Fix: Implement exponential backoff and request queuing. Monitor platform headers (X-RateLimit-Remaining) and throttle outbound messages accordingly.
7. Skipping Gateway Health Checks
Explanation: Silent gateway failures leave channels disconnected without alerting operators.
Fix: Configure Docker health checks that verify WebSocket listener responsiveness. Integrate with monitoring systems to trigger alerts on repeated check failures.
Production Bundle
Action Checklist
Decision Matrix
| Scenario | Recommended Approach | Why | Cost Impact |
|---|
| Development/Testing | SSH Tunnel to localhost:18789 | Zero infrastructure overhead, instant access | None |
| Production/Internal | Caddy Reverse Proxy | Automatic TLS, native WebSocket support, low maintenance | Minimal (compute only) |
| Multi-Region Deployment | Cloudflare Tunnel + Load Balancer | Global edge routing, DDoS protection, zero public IP exposure | Moderate (bandwidth + tunnel nodes) |
| Enterprise Compliance | Nginx + Custom TLS Certificates | Full control over cipher suites, audit logging, FIPS compliance | High (certificate management + ops overhead) |
Configuration Template
{
"gateway": {
"bind_address": "0.0.0.0",
"port": 18789,
"control_ui": {
"enabled": true,
"auth_token": "${CONTROL_UI_TOKEN}",
"allow_insecure_auth": false
},
"memory": {
"backend": "sqlite",
"path": "/data/agent_memory.db",
"auto_compact": true,
"max_context_tokens": 32000
}
},
"models": {
"default_provider": "vultr_inference",
"providers": {
"vultr_inference": {
"endpoint": "https://api.vultrinference.com/v1",
"auth_token": "${VULTR_API_KEY}",
"protocol": "openai-completions",
"available_models": [
{
"identifier": "moonshotai/Kimi-K2.5",
"display_name": "Kimi-K2.5",
"max_tokens": 8192,
"temperature": 0.7
}
]
}
}
},
"channels": {
"enabled": ["slack", "discord", "telegram", "whatsapp"],
"allowlists": {
"slack": ["team_id_123"],
"discord": ["guild_id_456"]
}
},
"skills": {
"tool_execution": true,
"sandbox_mode": true,
"max_concurrent_tools": 3
}
}
Quick Start Guide
- Provision Runtime: Install Docker and Docker Compose, then grant your user group access to avoid
sudo prefixing.
- Initialize Platform: Clone the repository, run
./docker-setup.sh, and follow the interactive prompts to configure channels and memory storage.

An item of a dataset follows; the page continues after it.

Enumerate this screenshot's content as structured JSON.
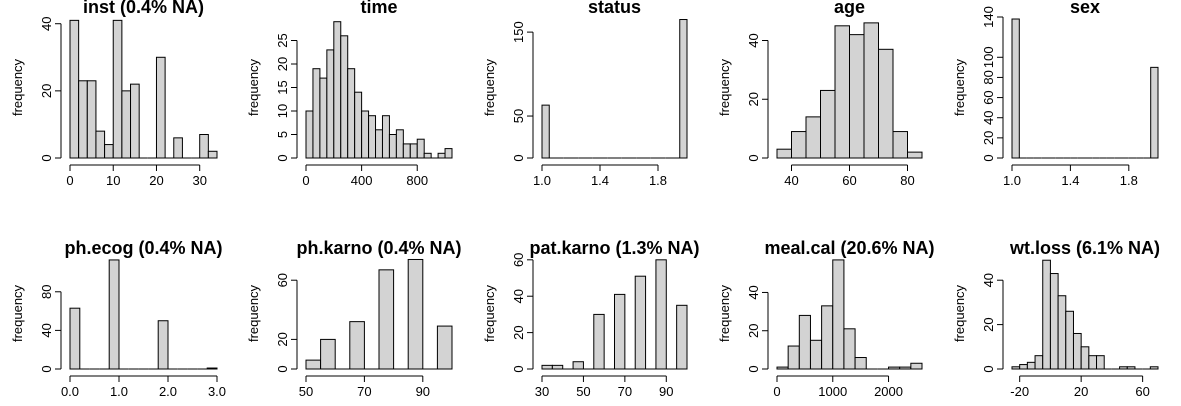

- Expose Securely: Install Caddy, apply the WebSocket-enabled reverse proxy configuration, and open ports 80/443 in your firewall.
- Connect Inference: Add your provider credentials to the configuration file, restart the gateway, and activate the model using
/model provider/model-id.
- Validate: Send a test message through your configured channel, verify memory persistence with
/think, and confirm backup routines are scheduled.